"Don't bother to vote."
"This election doesn't matter."
"You've already lost."
That is what everyone -- on-line, on the streets, in the New York Times -- is telling New Yorkers about tomorrow's mayoral primary.
"They're all the same anyway."
"Just stay home."
"It's a lost cause."
Reasonable people can -- and, perhaps below, will -- debate whether Mike Bloomberg's good deeds outweigh his sins and acts of neglect. But who here will encourage voters to get in the habit of not bothering to vote?
Tomorrow's mayoral primary will be a test of pure Get Out The Vote power. In an election that everybody is saying we shouldn't care about, the question will be which Democratic candidate can do the best job of the most basic political act: getting people to show up.
Giff Miller, who has had Howard Dean's NH coordinator Karen Hicks as a consultant (and who was endorsed by DFA and DFNY), has been hosting Dean-style house parties hoping that building a grassroots cadre who feel personally involved in the campaign will turn out the numbers he needs.
Anthony Weiner, who is Chuck Schumer's protege and has been working with the person behind John Kerry's Iowa performance, seems to me from newspaper accounts to have been courting the Jewish grandmother vote, spending plenty of time in nursing homes and retirement centers, targeting those groups that historically turn out in the biggest numbers for even the least exciting races.
Fernando Ferrer, former Bronx borough president, has remained focused on the Hispanic and Latino communities where he's already strong, hoping to turn out large numbers of minorities through traditional campaigning.

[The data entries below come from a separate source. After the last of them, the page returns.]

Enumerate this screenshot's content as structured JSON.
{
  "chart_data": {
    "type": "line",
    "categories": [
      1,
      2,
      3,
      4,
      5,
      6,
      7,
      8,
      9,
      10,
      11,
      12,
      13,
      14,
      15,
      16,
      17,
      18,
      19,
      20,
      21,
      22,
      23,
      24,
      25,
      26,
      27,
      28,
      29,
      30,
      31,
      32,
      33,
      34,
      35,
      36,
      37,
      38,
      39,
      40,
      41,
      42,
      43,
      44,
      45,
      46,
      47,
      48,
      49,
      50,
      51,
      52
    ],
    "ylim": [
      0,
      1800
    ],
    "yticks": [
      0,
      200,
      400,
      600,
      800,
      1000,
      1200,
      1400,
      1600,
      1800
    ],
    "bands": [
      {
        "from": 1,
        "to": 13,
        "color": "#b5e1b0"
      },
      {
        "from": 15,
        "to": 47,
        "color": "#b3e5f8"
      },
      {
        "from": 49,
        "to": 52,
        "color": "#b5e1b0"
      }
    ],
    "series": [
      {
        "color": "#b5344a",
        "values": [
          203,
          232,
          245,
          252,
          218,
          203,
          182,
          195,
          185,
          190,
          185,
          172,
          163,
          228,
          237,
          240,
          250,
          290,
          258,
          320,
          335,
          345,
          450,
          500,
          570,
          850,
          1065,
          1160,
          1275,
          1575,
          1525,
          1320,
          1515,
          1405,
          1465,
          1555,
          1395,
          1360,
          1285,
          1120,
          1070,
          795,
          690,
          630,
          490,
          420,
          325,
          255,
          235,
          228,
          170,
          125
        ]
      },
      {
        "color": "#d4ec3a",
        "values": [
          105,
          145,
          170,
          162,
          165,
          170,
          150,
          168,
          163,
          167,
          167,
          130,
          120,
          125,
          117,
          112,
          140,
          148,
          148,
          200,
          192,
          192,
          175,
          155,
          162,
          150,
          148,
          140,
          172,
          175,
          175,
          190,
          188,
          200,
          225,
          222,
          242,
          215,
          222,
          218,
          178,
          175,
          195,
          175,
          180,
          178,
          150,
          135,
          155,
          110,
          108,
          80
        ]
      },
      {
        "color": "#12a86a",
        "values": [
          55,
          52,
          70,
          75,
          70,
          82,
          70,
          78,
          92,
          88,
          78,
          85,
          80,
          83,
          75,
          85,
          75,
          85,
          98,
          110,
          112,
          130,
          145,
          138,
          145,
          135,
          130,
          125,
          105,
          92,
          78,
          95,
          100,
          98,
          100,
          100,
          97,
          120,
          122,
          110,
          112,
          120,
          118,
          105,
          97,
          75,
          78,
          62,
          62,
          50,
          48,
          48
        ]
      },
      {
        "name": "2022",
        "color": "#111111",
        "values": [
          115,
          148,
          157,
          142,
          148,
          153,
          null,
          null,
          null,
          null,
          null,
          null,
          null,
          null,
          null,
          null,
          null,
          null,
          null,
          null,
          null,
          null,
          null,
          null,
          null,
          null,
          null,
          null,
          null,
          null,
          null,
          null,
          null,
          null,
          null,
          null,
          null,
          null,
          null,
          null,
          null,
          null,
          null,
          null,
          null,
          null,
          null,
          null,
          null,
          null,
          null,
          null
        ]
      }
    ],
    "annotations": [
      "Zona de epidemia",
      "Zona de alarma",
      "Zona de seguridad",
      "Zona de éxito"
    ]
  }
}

I've got no idea what Virginia Fields has been doing.
Tomorrow's primary is not just about the four candidates, which you certainly will not care about if you're from outside NYC and are unlikely to care about even if you are.
It's also about the four styles of campaigning. And if you pay attention you may learn something from this little experiment in electoral techniques.
Is it better to court likely voters, or to try to bring new voters in?
Can Dean's grassroots playbook be applied to candidates who aren't Howard?
You've heard of bake-offs? This is a GOTV-off. When voters don't care, how are you going to get them perform that most basic political act: how will you make them show up?